Até o meio dia, o shopping, no domingo, parece uma cidade fantasma. 12h inicia o movimento mais forte. O Beto, cansado, dorme profundamente, o que deixa as pessoas muito curiosas. As crianças se aproximam e fazem perguntas aos pais. Querem saber porquê “o tio tá dormindo”. Uma mãe responde: “Por que ele viu muita televisão”. Uma senhora idosa tenta cutucar o Beto com uma bengala. A ação dormir dá veracidade, aproxima a obra da vida real. “São presidiários vip”, afirma um espectador. O público de domingo é ainda mais aberto a observar, refletir, parar diante da obra e simplesmente ver... Ouvir a canção. Há fila nos fones. “São artistas! Estão enjaulados como a gente está, em nossas casas!”
“Ele tá dormindo mesmo?” Dormir é a ação que mais chama a atenção.
Um dos seguranças veio nos pedir mais informações sobre a obra, para poder explicar às pessoas que perguntam. Depois de ouvir uma breve “explicação”, constatou: “Ah, era isso que eu tinha entendido mesmo!...”
As moças do café também perguntaram, “mas o quê quer dizer?” Devolvi a pergunta: “Vocês têm grades nas casas de vocês?” Ficaram pensando. E disseram, quase em coro, um “Ah!”, e uma expressão de quem acabou de descobrir um segredo.

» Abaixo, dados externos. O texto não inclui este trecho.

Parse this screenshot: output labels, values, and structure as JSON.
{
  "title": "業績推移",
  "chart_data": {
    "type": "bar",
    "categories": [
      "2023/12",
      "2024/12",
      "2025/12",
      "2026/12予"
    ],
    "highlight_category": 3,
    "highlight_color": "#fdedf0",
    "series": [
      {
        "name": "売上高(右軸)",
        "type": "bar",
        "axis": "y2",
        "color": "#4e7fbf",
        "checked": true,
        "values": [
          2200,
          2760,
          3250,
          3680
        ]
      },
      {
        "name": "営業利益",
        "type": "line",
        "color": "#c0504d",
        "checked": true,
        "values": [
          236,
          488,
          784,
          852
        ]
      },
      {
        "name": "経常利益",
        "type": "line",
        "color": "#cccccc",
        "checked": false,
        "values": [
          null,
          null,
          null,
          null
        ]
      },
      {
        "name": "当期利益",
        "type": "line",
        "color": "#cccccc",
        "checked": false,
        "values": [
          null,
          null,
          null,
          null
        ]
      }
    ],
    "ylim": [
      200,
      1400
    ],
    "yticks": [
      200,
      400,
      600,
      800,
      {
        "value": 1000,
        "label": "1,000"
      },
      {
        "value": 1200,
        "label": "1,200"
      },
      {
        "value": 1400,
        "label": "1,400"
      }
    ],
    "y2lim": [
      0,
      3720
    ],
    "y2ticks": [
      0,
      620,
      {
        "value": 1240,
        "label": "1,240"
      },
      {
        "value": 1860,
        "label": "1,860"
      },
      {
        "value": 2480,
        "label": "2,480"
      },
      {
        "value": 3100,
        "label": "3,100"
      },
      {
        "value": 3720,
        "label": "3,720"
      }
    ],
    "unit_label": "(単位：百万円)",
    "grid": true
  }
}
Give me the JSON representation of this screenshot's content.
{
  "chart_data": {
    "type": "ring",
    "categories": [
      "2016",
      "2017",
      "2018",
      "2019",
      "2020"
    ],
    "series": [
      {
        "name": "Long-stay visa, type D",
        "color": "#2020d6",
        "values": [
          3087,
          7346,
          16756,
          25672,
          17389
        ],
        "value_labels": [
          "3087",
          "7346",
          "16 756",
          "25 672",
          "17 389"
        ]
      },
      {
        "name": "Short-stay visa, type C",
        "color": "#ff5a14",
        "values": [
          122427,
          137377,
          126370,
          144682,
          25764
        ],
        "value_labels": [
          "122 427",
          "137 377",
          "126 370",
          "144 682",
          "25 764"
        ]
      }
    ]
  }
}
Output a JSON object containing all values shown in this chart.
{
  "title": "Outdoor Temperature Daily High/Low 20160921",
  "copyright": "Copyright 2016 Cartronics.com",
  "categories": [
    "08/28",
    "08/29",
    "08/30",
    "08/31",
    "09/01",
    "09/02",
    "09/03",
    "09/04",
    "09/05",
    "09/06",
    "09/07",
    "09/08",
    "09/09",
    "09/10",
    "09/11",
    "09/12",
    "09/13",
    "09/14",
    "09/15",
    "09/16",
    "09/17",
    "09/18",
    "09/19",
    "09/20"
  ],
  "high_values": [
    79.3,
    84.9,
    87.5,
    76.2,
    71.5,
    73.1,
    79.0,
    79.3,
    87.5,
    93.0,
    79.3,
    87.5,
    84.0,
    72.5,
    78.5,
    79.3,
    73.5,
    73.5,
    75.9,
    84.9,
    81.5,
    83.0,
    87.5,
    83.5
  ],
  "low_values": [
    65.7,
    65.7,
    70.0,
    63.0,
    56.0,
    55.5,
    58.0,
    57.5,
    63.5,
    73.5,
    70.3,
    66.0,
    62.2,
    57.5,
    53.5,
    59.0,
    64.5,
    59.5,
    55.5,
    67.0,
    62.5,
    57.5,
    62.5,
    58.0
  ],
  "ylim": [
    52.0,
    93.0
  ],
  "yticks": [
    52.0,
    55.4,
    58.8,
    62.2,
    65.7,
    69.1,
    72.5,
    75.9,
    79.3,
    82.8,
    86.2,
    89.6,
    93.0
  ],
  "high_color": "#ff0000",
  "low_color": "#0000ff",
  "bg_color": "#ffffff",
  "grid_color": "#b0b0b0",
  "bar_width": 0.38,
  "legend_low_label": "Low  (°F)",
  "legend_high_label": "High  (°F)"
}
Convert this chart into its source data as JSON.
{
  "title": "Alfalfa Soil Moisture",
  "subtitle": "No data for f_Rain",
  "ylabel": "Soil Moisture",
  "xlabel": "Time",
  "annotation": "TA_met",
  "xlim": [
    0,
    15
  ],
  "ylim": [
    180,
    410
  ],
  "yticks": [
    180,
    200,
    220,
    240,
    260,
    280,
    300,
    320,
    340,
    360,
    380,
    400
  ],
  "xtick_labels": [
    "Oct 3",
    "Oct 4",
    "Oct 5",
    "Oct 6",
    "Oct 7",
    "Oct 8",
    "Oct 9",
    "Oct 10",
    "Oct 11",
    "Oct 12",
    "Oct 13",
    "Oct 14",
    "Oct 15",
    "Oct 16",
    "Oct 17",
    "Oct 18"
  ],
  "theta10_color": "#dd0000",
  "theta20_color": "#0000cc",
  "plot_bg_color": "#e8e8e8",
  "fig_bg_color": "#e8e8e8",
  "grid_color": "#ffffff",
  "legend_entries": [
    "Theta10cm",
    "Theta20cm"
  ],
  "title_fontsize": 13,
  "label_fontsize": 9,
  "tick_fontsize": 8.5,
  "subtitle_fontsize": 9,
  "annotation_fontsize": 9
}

Pessoas param em frente à instalação e discutem arte. A estética da obra. “Ah, essa cadeira está assim, por isso e isso... Ela está sentada ali, e ele deitado, para dar equilíbrio...”
“Ouve, ouve, que vale a pena!”
“Que espetáculo isso aqui!”
“Como eles têm paciência?!”
“Eu não entendi o que eles querem dizer!” Diz a senhora, irritada, e sai andando, falando coisas que não consegui escutar, mas não pareciam boas coisas... Bom depende do ponto de vista, neste caso, falar mal também é positivo. O que importa é tocar.
“O artista vai onde o povo está.”
Interativo. Visual. Vivo. Auditivo. Teatral. Nunca é o mesmo porque uma cena nunca vai ser a mesma, nunca vai se repetir.
Nota escrita por um espectador no nosso livro de visitas: “A perfeição invejada!” Uma leitura totalmente diferente. Vendo no nosso quadro um retrato da perfeição... Como se as grades também pertencessem a esse ideal de perfeição.
“Eu estou aqui, em frente às grades!” Mulher ao celular, indicando-nos como ponto de referência.
“Parece propaganda de pasta de dente!” Diz uma outra senhora, com os fones no ouvido, pensando falar baixo.
Uma espectadora não resiste em chamar-nos para dizer que o LAR DOCE LAR, para ela, representava uma simplicidade absoluta: tudo o que, atualmente, é necessário para viver da forma mais simples possível. Elogiou a estética da obra, a sensualidade do sapato vermelho da Cláu, a espiritualidade nos livros, o exercício nos halteres. Ela não tinha escutado a música, que acaba remetendo a um outro aspecto, muito mais chocante, mencionando rottweillers, cercas e tudo o mais... Propus que ouvisse a música. Ela ouviu um trecho e preferiu não embarcar na ironia que a canção insinua. Preferiu levar consigo a sensação gostosa e confortável que havia me relatado anteriormente, a sua primeira impressão.
Colocar os fones é como aceitar um cochicho no ouvido. O espectador doa dois dos seus preciosos minutos e nós doamos a nossa criação, o que há de mais importante nas nossas vidas, naqueles breves dois minutos, só para ele. Cantamos no seu ouvido. Dois minutos de intimidade e entrega, dele e nossa, nosso segredo contado no ouvido. Contado e cantado.